NSU inquiry report released
After a year and a half of hearings, the commission, made up of members of parliament, handed in its findings in Berlin on Thursday. Opposition Social Democrat Sebastian Edathy, who chaired the inquiry, said the committee attributed the failures to sweeping incompetence by investigative agencies.
"This was a failure by the authorities without historical parallel," he told a radio interviewer before the release of the 1,000-page report.
The committee was assigned to look into the work of German police and intelligence services that investigated the murders of eight Turkish merchants, a Greek man, and a policewoman between 2000 and 2007. Police only connected the crimes to the self-styled National Socialist Underground (NSU) four years after the last killing, a revelation that sparked national outrage.
The inquiry concluded that authorities failed to follow up on clues, such as sightings of the neo-Nazis, and that they worked under false assumptions because of institutional racism. It also concluded security authorities refused to share data with one another due to competition. The report suggested 47 reforms to ensure there is no repeat of such serial killings.

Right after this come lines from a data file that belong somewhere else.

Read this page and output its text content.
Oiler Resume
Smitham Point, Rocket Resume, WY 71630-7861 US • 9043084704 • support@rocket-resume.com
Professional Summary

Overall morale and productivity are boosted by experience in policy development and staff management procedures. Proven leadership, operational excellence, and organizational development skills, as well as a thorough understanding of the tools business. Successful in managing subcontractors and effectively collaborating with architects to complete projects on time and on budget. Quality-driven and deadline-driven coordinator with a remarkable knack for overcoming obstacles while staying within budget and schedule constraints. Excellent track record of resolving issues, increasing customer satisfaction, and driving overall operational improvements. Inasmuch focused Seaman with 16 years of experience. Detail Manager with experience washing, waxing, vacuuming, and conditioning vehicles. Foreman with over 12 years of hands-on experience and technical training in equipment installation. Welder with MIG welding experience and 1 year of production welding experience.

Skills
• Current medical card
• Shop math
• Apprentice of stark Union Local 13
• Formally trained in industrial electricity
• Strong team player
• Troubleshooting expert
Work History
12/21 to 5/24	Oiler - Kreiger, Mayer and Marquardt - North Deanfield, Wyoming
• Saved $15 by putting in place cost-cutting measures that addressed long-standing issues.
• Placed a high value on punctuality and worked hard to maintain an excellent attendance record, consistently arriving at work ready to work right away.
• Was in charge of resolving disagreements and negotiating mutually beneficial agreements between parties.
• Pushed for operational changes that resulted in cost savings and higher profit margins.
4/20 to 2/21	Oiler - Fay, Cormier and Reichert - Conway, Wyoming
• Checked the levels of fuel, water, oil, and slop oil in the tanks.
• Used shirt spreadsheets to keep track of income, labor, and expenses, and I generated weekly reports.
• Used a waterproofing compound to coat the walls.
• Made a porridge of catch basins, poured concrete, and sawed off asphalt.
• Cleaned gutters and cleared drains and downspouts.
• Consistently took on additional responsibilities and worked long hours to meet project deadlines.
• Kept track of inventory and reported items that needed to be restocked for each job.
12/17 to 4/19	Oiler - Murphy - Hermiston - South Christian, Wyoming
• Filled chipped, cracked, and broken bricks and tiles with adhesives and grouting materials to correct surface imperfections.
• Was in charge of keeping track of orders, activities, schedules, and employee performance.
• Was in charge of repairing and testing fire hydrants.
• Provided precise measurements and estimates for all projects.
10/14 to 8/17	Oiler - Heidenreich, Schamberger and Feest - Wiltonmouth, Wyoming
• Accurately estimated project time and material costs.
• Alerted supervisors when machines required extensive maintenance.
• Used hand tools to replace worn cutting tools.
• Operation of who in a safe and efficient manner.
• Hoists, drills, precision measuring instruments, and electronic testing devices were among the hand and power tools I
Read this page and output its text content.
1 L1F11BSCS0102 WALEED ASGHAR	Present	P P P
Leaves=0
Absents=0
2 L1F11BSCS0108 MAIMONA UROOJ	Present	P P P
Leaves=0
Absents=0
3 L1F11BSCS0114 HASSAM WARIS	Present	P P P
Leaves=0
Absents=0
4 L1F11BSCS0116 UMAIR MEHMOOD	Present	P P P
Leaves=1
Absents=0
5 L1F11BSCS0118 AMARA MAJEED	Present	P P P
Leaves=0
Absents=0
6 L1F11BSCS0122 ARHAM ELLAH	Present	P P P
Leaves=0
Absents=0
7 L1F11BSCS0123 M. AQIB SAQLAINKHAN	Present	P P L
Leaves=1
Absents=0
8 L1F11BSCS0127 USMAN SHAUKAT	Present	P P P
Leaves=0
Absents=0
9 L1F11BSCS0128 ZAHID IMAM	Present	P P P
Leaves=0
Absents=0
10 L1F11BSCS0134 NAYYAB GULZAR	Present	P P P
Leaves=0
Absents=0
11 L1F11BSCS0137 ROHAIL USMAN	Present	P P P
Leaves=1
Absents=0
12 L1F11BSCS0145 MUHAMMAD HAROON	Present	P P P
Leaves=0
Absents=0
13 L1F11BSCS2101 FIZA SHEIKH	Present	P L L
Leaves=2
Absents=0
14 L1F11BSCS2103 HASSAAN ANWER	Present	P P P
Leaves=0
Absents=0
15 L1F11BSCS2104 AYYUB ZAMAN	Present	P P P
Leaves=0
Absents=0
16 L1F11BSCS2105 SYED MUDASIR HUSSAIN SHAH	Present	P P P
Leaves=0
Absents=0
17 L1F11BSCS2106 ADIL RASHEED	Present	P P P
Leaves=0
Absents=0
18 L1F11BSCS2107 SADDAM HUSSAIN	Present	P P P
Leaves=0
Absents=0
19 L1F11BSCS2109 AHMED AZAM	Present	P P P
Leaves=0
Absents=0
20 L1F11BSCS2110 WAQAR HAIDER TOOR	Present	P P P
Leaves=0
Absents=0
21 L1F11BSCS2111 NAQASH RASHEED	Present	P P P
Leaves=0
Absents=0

However, Edathy rejected the suggestion that the authorities had deliberately ignored indications racism was a motive behind the murders.
"We found no indication that the authorities knew who was behind the crimes at the time they were committed or that they looked the other way or supported the perpetrators," he said.
Edathy also emphasized the importance of prevention in the fight against right-wing extremism. There must be policy to ensure, "that young people do not drift into such a inhumane ideological world view.
Turkey praises inquiry
Meanwhile, Turkish Foreign Minister Ahmet Davutoglu, who was in Berlin, praised Germany's "very resolute" investigation of the murders. He thanked the federal government after a meeting with his German counterpart Guido Westerwelle.
Westerwelle said that the investigation of the murders was "not only an important measure to clarify here in Germany, it is also an important signal of building confidence in the world." Terrorism and extremism have "no place in Germany and are pursued rigorously,” he said.
A parliamentary debate on the report will take place on September 2.
The perpetrators
Police didn't connect the murders to the National Socialist Underground (NSU), a far-right cell, until two of its members were found dead in November of 2011. The two suspects are thought to have robbed a bank near the eastern city of Eisenach before taking their own lives to avoid arrest.
"November 4, 2011, when the trio was discovered, was to us what September 11, 2001, was to the Americans," Edathy told the DPA news agency. "It was the day we realized that our complete security architecture in Germany was not attuned to things like far-right terrorism."
The only surviving member of the cell, Beate Zschäpe, is accused of burning down their apartment in the eastern city of Zwickau to help cover up their tracks.
She is one of four suspects currently on trial on accusations of aiding and abetting the alleged murderers.